Having an au pair can be an incredibly rewarding experience, but it's crucial you have someone who has experience with the age of your child. Hosting someone who is an adult yet still quite young, you often must act as a parent, as their own parents are trusting you to care for them and watch out for their wellbeing in a new country. Some families think it can be like having a teenager in the city, especially if the au pair is from a rural environment in their home country come to a city, or vise versa. Also, sharing your space may feel invasive if you don't have much to spare (i.e. City apartment life), or aren't accustomed to having guests around. An au pair may feel like a babysitter, because that is often what they are. If you are wanting someone to help guide you in your parenting, or help you with behavioral or developmental issues your child is facing, most au pairs just won't have this skill set because they have not had the training or experience like many nannies or teachers in a center would have. Also bear in mind that an au pair will have a different cultural upbringing, and so it is important to discuss developmental theories and your personal behavioral approaches before hiring (potty training, time-outs, eating times and nutrition).
Daycare or Childcare Center
This option has many great pros. First, your child will have many opportunities for socialization. They will learn to share, to listen, and will have a jam-packed day, everyday, along with their naps and meals in the company of many other children and adults, and they also learn to get onto a set, reliable schedule. It takes a village to raise a child, and many parents who have their children in a whole group setting love the community aspect.
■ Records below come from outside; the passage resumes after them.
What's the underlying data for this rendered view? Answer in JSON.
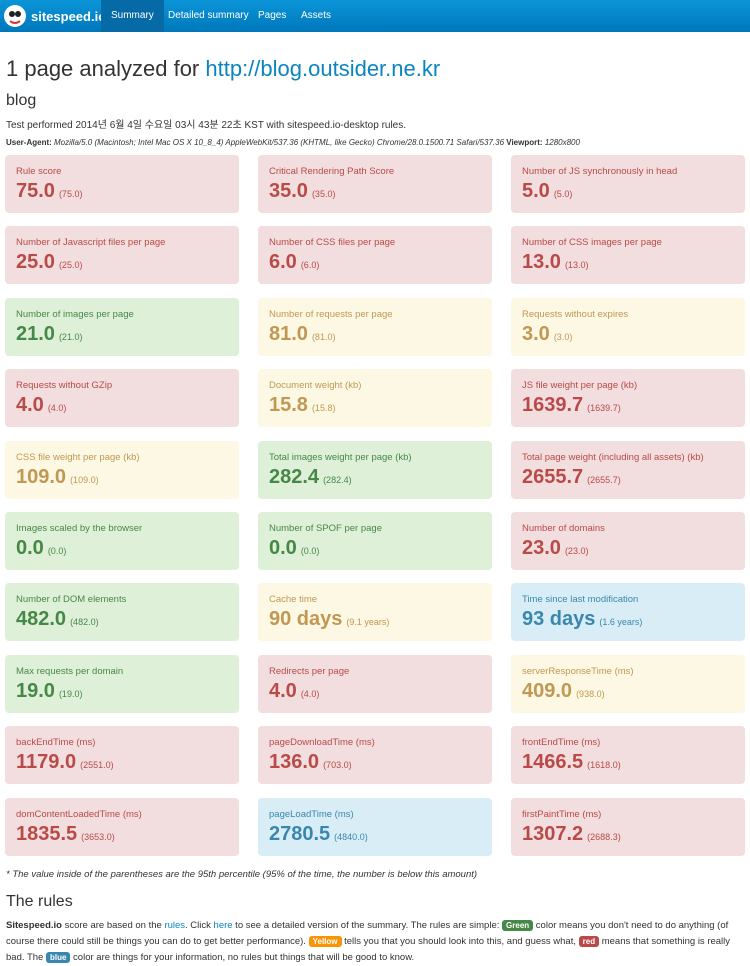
{
  "navbar": {
    "brand": "sitespeed.io",
    "items": [
      "Summary",
      "Detailed summary",
      "Pages",
      "Assets"
    ],
    "active": 0
  },
  "header": {
    "title": "1 page analyzed for ",
    "link": "http://blog.outsider.ne.kr",
    "subtitle": "blog",
    "test_info": "Test performed 2014년 6월 4일 수요일 03시 43분 22초 KST with sitespeed.io-desktop rules.",
    "user_agent_label": "User-Agent:",
    "user_agent": "Mozilla/5.0 (Macintosh; Intel Mac OS X 10_8_4) AppleWebKit/537.36 (KHTML, like Gecko) Chrome/28.0.1500.71 Safari/537.36",
    "viewport_label": "Viewport:",
    "viewport": "1280x800"
  },
  "cards": [
    {
      "title": "Rule score",
      "value": "75.0",
      "p95": "(75.0)",
      "color": "red"
    },
    {
      "title": "Critical Rendering Path Score",
      "value": "35.0",
      "p95": "(35.0)",
      "color": "red"
    },
    {
      "title": "Number of JS synchronously in head",
      "value": "5.0",
      "p95": "(5.0)",
      "color": "red"
    },
    {
      "title": "Number of Javascript files per page",
      "value": "25.0",
      "p95": "(25.0)",
      "color": "red"
    },
    {
      "title": "Number of CSS files per page",
      "value": "6.0",
      "p95": "(6.0)",
      "color": "red"
    },
    {
      "title": "Number of CSS images per page",
      "value": "13.0",
      "p95": "(13.0)",
      "color": "red"
    },
    {
      "title": "Number of images per page",
      "value": "21.0",
      "p95": "(21.0)",
      "color": "green"
    },
    {
      "title": "Number of requests per page",
      "value": "81.0",
      "p95": "(81.0)",
      "color": "yellow"
    },
    {
      "title": "Requests without expires",
      "value": "3.0",
      "p95": "(3.0)",
      "color": "yellow"
    },
    {
      "title": "Requests without GZip",
      "value": "4.0",
      "p95": "(4.0)",
      "color": "red"
    },
    {
      "title": "Document weight (kb)",
      "value": "15.8",
      "p95": "(15.8)",
      "color": "yellow"
    },
    {
      "title": "JS file weight per page (kb)",
      "value": "1639.7",
      "p95": "(1639.7)",
      "color": "red"
    },
    {
      "title": "CSS file weight per page (kb)",
      "value": "109.0",
      "p95": "(109.0)",
      "color": "yellow"
    },
    {
      "title": "Total images weight per page (kb)",
      "value": "282.4",
      "p95": "(282.4)",
      "color": "green"
    },
    {
      "title": "Total page weight (including all assets) (kb)",
      "value": "2655.7",
      "p95": "(2655.7)",
      "color": "red"
    },
    {
      "title": "Images scaled by the browser",
      "value": "0.0",
      "p95": "(0.0)",
      "color": "green"
    },
    {
      "title": "Number of SPOF per page",
      "value": "0.0",
      "p95": "(0.0)",
      "color": "green"
    },
    {
      "title": "Number of domains",
      "value": "23.0",
      "p95": "(23.0)",
      "color": "red"
    },
    {
      "title": "Number of DOM elements",
      "value": "482.0",
      "p95": "(482.0)",
      "color": "green"
    },
    {
      "title": "Cache time",
      "value": "90 days",
      "p95": "(9.1 years)",
      "color": "yellow"
    },
    {
      "title": "Time since last modification",
      "value": "93 days",
      "p95": "(1.6 years)",
      "color": "blue"
    },
    {
      "title": "Max requests per domain",
      "value": "19.0",
      "p95": "(19.0)",
      "color": "green"
    },
    {
      "title": "Redirects per page",
      "value": "4.0",
      "p95": "(4.0)",
      "color": "red"
    },
    {
      "title": "serverResponseTime (ms)",
      "value": "409.0",
      "p95": "(938.0)",
      "color": "yellow"
    },
    {
      "title": "backEndTime (ms)",
      "value": "1179.0",
      "p95": "(2551.0)",
      "color": "red"
    },
    {
      "title": "pageDownloadTime (ms)",
      "value": "136.0",
      "p95": "(703.0)",
      "color": "red"
    },
    {
      "title": "frontEndTime (ms)",
      "value": "1466.5",
      "p95": "(1618.0)",
      "color": "red"
    },
    {
      "title": "domContentLoadedTime (ms)",
      "value": "1835.5",
      "p95": "(3653.0)",
      "color": "red"
    },
    {
      "title": "pageLoadTime (ms)",
      "value": "2780.5",
      "p95": "(4840.0)",
      "color": "blue"
    },
    {
      "title": "firstPaintTime (ms)",
      "value": "1307.2",
      "p95": "(2688.3)",
      "color": "red"
    }
  ],
  "footnote": "* The value inside of the parentheses are the 95th percentile (95% of the time, the number is below this amount)",
  "rules": {
    "title": "The rules",
    "segments": [
      {
        "text": "Sitespeed.io",
        "style": "bold"
      },
      {
        "text": " score are based on the ",
        "style": "plain"
      },
      {
        "text": "rules",
        "style": "link"
      },
      {
        "text": ". Click ",
        "style": "plain"
      },
      {
        "text": "here",
        "style": "link"
      },
      {
        "text": " to see a detailed version of the summary. The rules are simple: ",
        "style": "plain"
      },
      {
        "text": "Green",
        "style": "badge-green"
      },
      {
        "text": " color means you don't need to do anything (of course there could still be things you can do to get better performance). ",
        "style": "plain"
      },
      {
        "text": "Yellow",
        "style": "badge-yellow"
      },
      {
        "text": " tells you that you should look into this, and guess what, ",
        "style": "plain"
      },
      {
        "text": "red",
        "style": "badge-red"
      },
      {
        "text": " means that something is really bad. The ",
        "style": "plain"
      },
      {
        "text": "blue",
        "style": "badge-blue"
      },
      {
        "text": " color are things for your information, no rules but things that will be good to know.",
        "style": "plain"
      }
    ]
  }
}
It is also the semi-affordable option only if you're looking for care 40 hours a week or more (though many centers cost as much as a nanny, but have the structured extracurricular activities built in). The state mandates ratios so your child would never be left in an environment where a caregiver is overwhelmed with many children. Each center is different and has their own policies, but all child care centers must pass the same city safety inspections. But there are some downsides.
The most obvious concern is that your child may be sick, often. Even a properly sanitized environment will still have some germ sharing, and this may be a positive or a negative depending on how you look at it - they are building their lifelong immunities, but the frequency of illness may be higher than in private care, and if they are sick, they can't come for the day, which puts working parents in a hardship if they do not have access to last minute backup care. The other concern would be the amount of individual attention given to your child. This would certainly be less than a nanny or au pair. Of course, their basic needs like diapering and feeding will certainly be met, but the room teachers will be balancing all of the children and engaging with many at once. The variety of experiences they will have in the day will also be very structured and the majority of time will be spent at the site of care, instead of on field trips or outings as with a nanny or an au pair.
Whichever route you choose for your child, make sure it is an environment where they are happy, safe, and engaged with the world around them. Hopefully with this guide, you will have a clearer picture and are able to make the most informed personal decision for your family.